Science fiction turns up the intelligence level in Gattaca

Movie

Review

Heather Scott

Staff Writer

A surrealistically subtle look, an intriguing scientific premise and a good story highlight Gattaca, which ends up a measure above the pack of recent science-fiction films based around high-budget special effects and tired plot devices.

Gattaca, set in the not-too-distant future, creates a world in which manipulation of human DNA, the chemical code which defines the characteristics of all living things, is part of everyday life.

In this future, most children are genetically engineered to perfection before they are born. Those who are not fortunate enough to have been born with perfect genes suffer the stigma of being labeled "In-Valid" by society.

Despite his second-class status, In-Valid Vincent Freeman (Ethan Hawke) refuses to let his less-than-perfect genetic makeup erase his dream of traveling into space.

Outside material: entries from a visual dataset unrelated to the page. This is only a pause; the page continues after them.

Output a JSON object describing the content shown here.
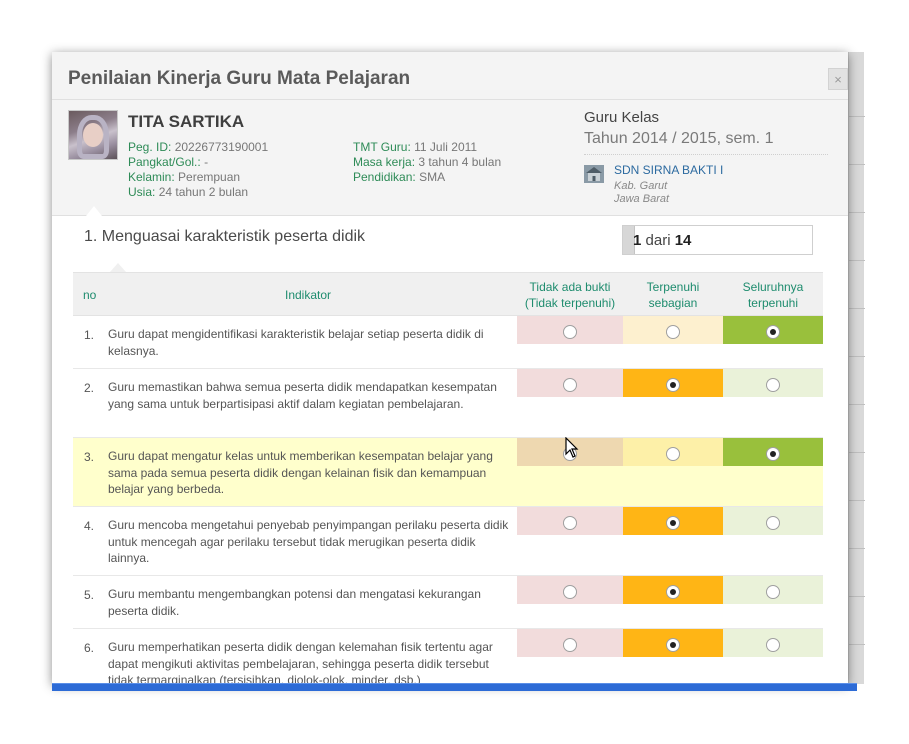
{
  "modal": {
    "title": "Penilaian Kinerja Guru Mata Pelajaran",
    "close_label": "×"
  },
  "teacher": {
    "name": "TITA SARTIKA",
    "fields": [
      {
        "label": "Peg. ID:",
        "value": "20226773190001"
      },
      {
        "label": "Pangkat/Gol.:",
        "value": "-"
      },
      {
        "label": "Kelamin:",
        "value": "Perempuan"
      },
      {
        "label": "Usia:",
        "value": "24 tahun 2 bulan"
      },
      {
        "label": "TMT Guru:",
        "value": "11 Juli 2011"
      },
      {
        "label": "Masa kerja:",
        "value": "3 tahun 4 bulan"
      },
      {
        "label": "Pendidikan:",
        "value": "SMA"
      }
    ]
  },
  "school": {
    "type": "Guru Kelas",
    "year": "Tahun 2014 / 2015, sem. 1",
    "name": "SDN SIRNA BAKTI I",
    "kabupaten": "Kab. Garut",
    "provinsi": "Jawa Barat",
    "icon": "school-building-icon"
  },
  "section": {
    "title": "1. Menguasai karakteristik peserta didik",
    "pager_current": "1",
    "pager_of": "dari",
    "pager_total": "14"
  },
  "table": {
    "headers": {
      "no": "no",
      "indicator": "Indikator",
      "col1_line1": "Tidak ada bukti",
      "col1_line2": "(Tidak terpenuhi)",
      "col2_line1": "Terpenuhi",
      "col2_line2": "sebagian",
      "col3_line1": "Seluruhnya",
      "col3_line2": "terpenuhi"
    },
    "rows": [
      {
        "no": "1.",
        "text": "Guru dapat mengidentifikasi karakteristik belajar setiap peserta didik di kelasnya.",
        "selected": 3
      },
      {
        "no": "2.",
        "text": "Guru memastikan bahwa semua peserta didik mendapatkan kesempatan yang sama untuk berpartisipasi aktif dalam kegiatan pembelajaran.",
        "selected": 2
      },
      {
        "no": "3.",
        "text": "Guru dapat mengatur kelas untuk memberikan kesempatan belajar yang sama pada semua peserta didik dengan kelainan fisik dan kemampuan belajar yang berbeda.",
        "selected": 3
      },
      {
        "no": "4.",
        "text": "Guru mencoba mengetahui penyebab penyimpangan perilaku peserta didik untuk mencegah agar perilaku tersebut tidak merugikan peserta didik lainnya.",
        "selected": 2
      },
      {
        "no": "5.",
        "text": "Guru membantu mengembangkan potensi dan mengatasi kekurangan peserta didik.",
        "selected": 2
      },
      {
        "no": "6.",
        "text": "Guru memperhatikan peserta didik dengan kelemahan fisik tertentu agar dapat mengikuti aktivitas pembelajaran, sehingga peserta didik tersebut tidak termarginalkan (tersisihkan, diolok-olok, minder, dsb.)",
        "selected": 2
      }
    ]
  },
  "colors": {
    "col1_bg": "#f2dcdc",
    "col1_hl": "#eed8b0",
    "col2_idle": "#fdf0cf",
    "col2_idle_hl": "#fdf0a8",
    "col2_selected": "#ffb515",
    "col3_idle": "#eaf2d9",
    "col3_selected": "#99c03c",
    "label_green": "#2e8b57",
    "accent_blue": "#2d6bd6"
  }
}
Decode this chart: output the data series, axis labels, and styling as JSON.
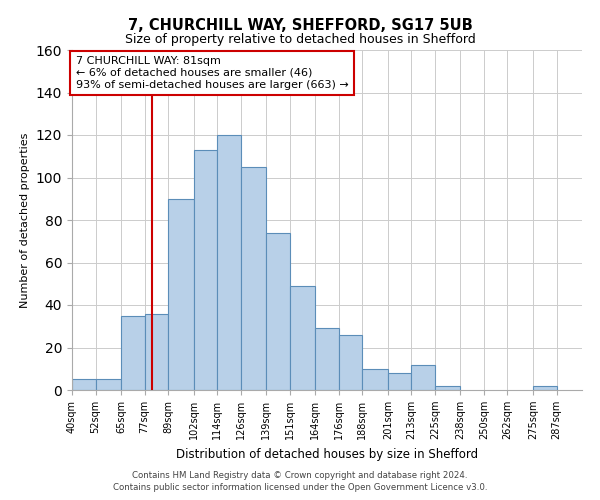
{
  "title": "7, CHURCHILL WAY, SHEFFORD, SG17 5UB",
  "subtitle": "Size of property relative to detached houses in Shefford",
  "xlabel": "Distribution of detached houses by size in Shefford",
  "ylabel": "Number of detached properties",
  "bin_labels": [
    "40sqm",
    "52sqm",
    "65sqm",
    "77sqm",
    "89sqm",
    "102sqm",
    "114sqm",
    "126sqm",
    "139sqm",
    "151sqm",
    "164sqm",
    "176sqm",
    "188sqm",
    "201sqm",
    "213sqm",
    "225sqm",
    "238sqm",
    "250sqm",
    "262sqm",
    "275sqm",
    "287sqm"
  ],
  "bin_edges": [
    40,
    52,
    65,
    77,
    89,
    102,
    114,
    126,
    139,
    151,
    164,
    176,
    188,
    201,
    213,
    225,
    238,
    250,
    262,
    275,
    287,
    300
  ],
  "counts": [
    5,
    5,
    35,
    36,
    90,
    113,
    120,
    105,
    74,
    49,
    29,
    26,
    10,
    8,
    12,
    2,
    0,
    0,
    0,
    2,
    0
  ],
  "bar_color": "#b8d0e8",
  "bar_edge_color": "#5b8db8",
  "vline_x": 81,
  "vline_color": "#cc0000",
  "annotation_line1": "7 CHURCHILL WAY: 81sqm",
  "annotation_line2": "← 6% of detached houses are smaller (46)",
  "annotation_line3": "93% of semi-detached houses are larger (663) →",
  "annotation_box_color": "#cc0000",
  "ylim": [
    0,
    160
  ],
  "yticks": [
    0,
    20,
    40,
    60,
    80,
    100,
    120,
    140,
    160
  ],
  "footer_line1": "Contains HM Land Registry data © Crown copyright and database right 2024.",
  "footer_line2": "Contains public sector information licensed under the Open Government Licence v3.0.",
  "background_color": "#ffffff",
  "grid_color": "#cccccc"
}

However, even genetic superiority doesn't mean that people are completely free from misfortune. Jerome Morrow (Jude Law), despite his perfect genetic makeup, is confined to a wheelchair as the result of an auto accident.

Vincent and Jerome form a symbiotic partnership, in which Jerome provides the genetic mask under which Vincent can hide his In-Valid status and pursue his goal.

Through this ruse, Vincent is able to pass blood and urine tests, using cached samples provided by Jerome. He lands a job with the elite Gattaca corporation and is next in line for a trip to Saturn's moon, Titan.

But when a Gattaca director is murdered, Vincent's secret is in danger of being exposed, and the story turns into a suspense-filled thriller.

Andrew Niccol, who also wrote the story, makes his directorial debut with Gattaca, and does a superb job of creating an eerily familiar version of the future.

The production and cinematography seen in the film are visually stunning, not because of high-tech special effects, but because of aesthetics and attention to detail.

Classy retro fashions and decor combine with modernistic austerity to create an elegant futuristic environment that is neither far-fetched nor unrecognizable given today's standards.

Perhaps it is this familiarity that makes Gattaca's story work so well. Vincent is compelling because he represents an ordinary, imperfect person.

Hawke's portrayal of Vincent is superb, and he is is well-supported by Law and Uma Thurman, who plays Vincent's love interest, Irene.

The science behind the fiction of Gattaca is both fascinating and terrifying at the same time, and it raises some intense moral issues. The ethical controversy and the incredible potential surrounding genetic engineering add excitement to the story.

Delving further into the science of genetics, the film's title comes straight from the same components which make us who we are. The four key chemicals which compose DNA are guanine, adenine, thymine and cytosine - referred to by the letters G, A, T and C.

Gattaca isn't a film about cute aliens, bizarre gadgetry or big exploding things. Instead, the film is about people and individuality, set on a platform questioning scientific ethics and morality.

While this may not make it a blockbuster hit for the masses, it does make Gattaca an excellent movie.